Anthony Davis did exactly what we expected Anthony Davis to do. He led the team in points (33.0), rebounds (12.3), blocks (2.8), and steals (1.8). He imposed his dominance from the jump and made one of the NBA’s better defense’s look completely hopeless.

Jrue Holiday stepped up huge on both sides of the floor producing instant offense while also containing possible All-NBA First Team guard Damian Lillard to the worst playoff series of his career. The series marked career lows in the following categories for Lillard — points (18.5), field-goal percentage (.352), free-throw attempts (4.0), turnovers (4.0). It was a remarkable display of individual defense.

Nikola Mirotic turned into Dirk Nowitzki with his red-hot shooting giving the Pelicans a very solid 18.3 points per game and 9.5 rebounds with a stupendously efficient 57-46-83 shooting splits. He also contributed on the defensive side with an impressive 2.5 blocks and 1.8 steals per contest. “Playoff Mirotic” might be a thing.

And rounding out this pact of stat-sheet stuffers is a player who’s built his reputation on mesmerizing passes and dominant playoff performances, Rajon Rondo. The 2008 NBA champion has found a new home in New Orleans and is making the most of his opportunity with a roster that plays to his strengths and masks his weaknesses. Alongside teammate Jrue Holiday, the two have formed one of the more dynamic tandems in the league and are taking the playoffs by storm.

After going up 2-0 in last year’s first-round matchup against the #1 seed Celtics, many believed the Bulls were on their way to pulling off an upset and it was in large part due to the play of Rondo who averaged a near triple-double (11.5ppg, 10.0apg, 8.5rpg) through the first 2 games of the series.

Unfortunately, Rondo would have to miss the rest of the series due to a fractured right thumb. His absence would allow the Bulls to win the next 4 games of the series and advance to the 2nd round of the playoffs.

This disappointing ending left more to be desired for and left many fans wondering how the series would’ve ended with a healthy Rondo on the floor.

Fast forward a year later and here we are in a similar situation. Rondo’s team without home court advantage? Check. Near triple-double in the first two games of the series? (11.0ppg, 13.0apg, 9.0rpg). Check. Going on the road and leaving an entire city questioning if their season is over? It all checks out. But this time, Rondo wouldn’t be held back by any injuries. He’d go on to play the next 2 games and outplay All-Star point guard Damian Lillard in every game of the series in convincing fashion.

In those 6 playoff games, Rondo’s teams are 6-0 and he’s averaging 11.3ppg, 12.2apg, 7.8rpg, 1.7spg on 46% shooting.
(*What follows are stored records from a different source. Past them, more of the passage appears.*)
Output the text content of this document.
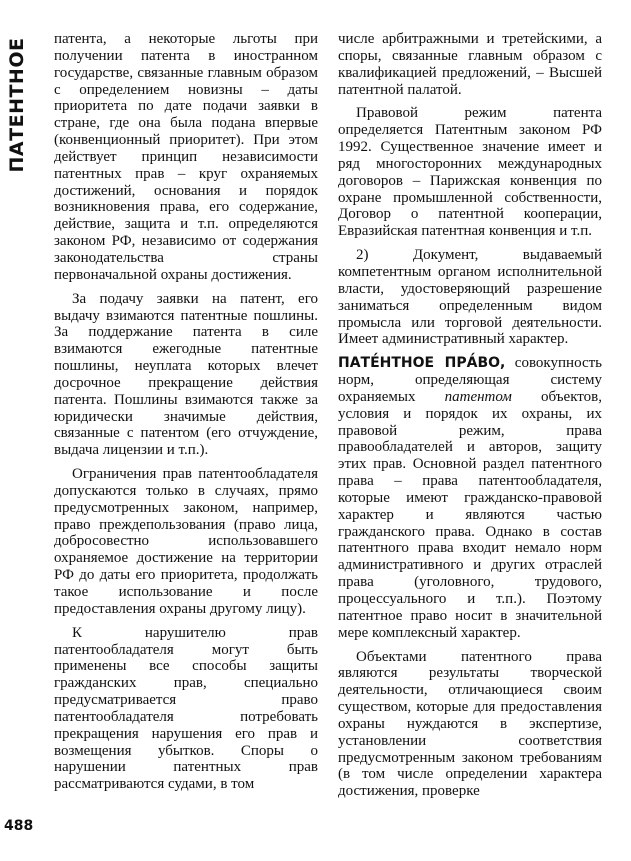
ПАТЕНТНОЕ патента, а некоторые льготы при получении патента в иностранном государстве, связанные главным образом с определением новизны – даты приоритета по дате подачи заявки в стране, где она была подана впервые (конвенционный приоритет). При этом действует принцип независимости патентных прав – круг охраняемых достижений, основания и порядок возникновения права, его содержание, действие, защита и т.п. определяются законом РФ, независимо от содержания законодательства страны первоначальной охраны достижения.

За подачу заявки на патент, его выдачу взимаются патентные пошлины. За поддержание патента в силе взимаются ежегодные патентные пошлины, неуплата которых влечет досрочное прекращение действия патента. Пошлины взимаются также за юридически значимые действия, связанные с патентом (его отчуждение, выдача лицензии и т.п.).

Ограничения прав патентообладателя допускаются только в случаях, прямо предусмотренных законом, например, право преждепользования (право лица, добросовестно использовавшего охраняемое достижение на территории РФ до даты его приоритета, продолжать такое использование и после предоставления охраны другому лицу).

К нарушителю прав патентообладателя могут быть применены все способы защиты гражданских прав, специально предусматривается право патентообладателя потребовать прекращения нарушения его прав и возмещения убытков. Споры о нарушении патентных прав рассматриваются судами, в том

числе арбитражными и третейскими, а споры, связанные главным образом с квалификацией предложений, – Высшей патентной палатой.

Правовой режим патента определяется Патентным законом РФ 1992. Существенное значение имеет и ряд многосторонних международных договоров – Парижская конвенция по охране промышленной собственности, Договор о патентной кооперации, Евразийская патентная конвенция и т.п.

2) Документ, выдаваемый компетентным органом исполнительной власти, удостоверяющий разрешение заниматься определенным видом промысла или торговой деятельности. Имеет административный характер.

ПАТЕ́НТНОЕ ПРА́ВО, совокупность норм, определяющая систему охраняемых патентом объектов, условия и порядок их охраны, их правовой режим, права правообладателей и авторов, защиту этих прав. Основной раздел патентного права – права патентообладателя, которые имеют гражданско-правовой характер и являются частью гражданского права. Однако в состав патентного права входит немало норм административного и других отраслей права (уголовного, трудового, процессуального и т.п.). Поэтому патентное право носит в значительной мере комплексный характер.

Объектами патентного права являются результаты творческой деятельности, отличающиеся своим существом, которые для предоставления охраны нуждаются в экспертизе, установлении соответствия предусмотренным законом требованиям (в том числе определении характера достижения, проверке

488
He’s as reliable as it comes to a playoff performer.
As for this series, Rondo has led both teams in assists in each game, even matching the Blazers assist total(17) as a team in game 1.

He’s orchestrated the Pelicans offense with classic Rondo passes reminiscent of his Celtic days. His ability to penetrate into the paint and deliver a pass right into the shooter’s pocket for open three’s, or drop a no-look pass down low for the easy 2 has made the rest of his teammate’s jobs that much more trouble-free.

His playmaking has allowed Jrue Holiday to take on a larger scoring load and play off the ball more frequently, and it’s worked wonders for the Pelicans’ offense. And let’s also not forget Rondo’s ability to play defense. The pairing of these two in the backcourt has caused all sorts of dilemmas for the Blazers’ backcourt who have coughed up a combined 25 turnovers with only 33 assists.

With Rondo’s high IQ and elite playmaking, the Pelicans have the 2nd best offensive-rating among all 16 playoff teams, just below the Warriors. He currently leads all players in total assists (53), and assists per game (13.2). His 17 assists in game 1, and 16 assists in game 4 are the most assists in a single game this post-season. He finished the series averaging 12.7 points, 12.3 assists, and 7.7 rebounds with a playoff career-best .546 true shooting percentage.

Rondo put the finishing touches on the series by turning in a 7 point, 7 rebound, 16 assists, 2 turnover performance in game 4.

Now, the man who’s earned the moniker “Playoff Rondo” sits and waits for the next victim to feel the wrath of his wicked playmaking and sniper accurate passes.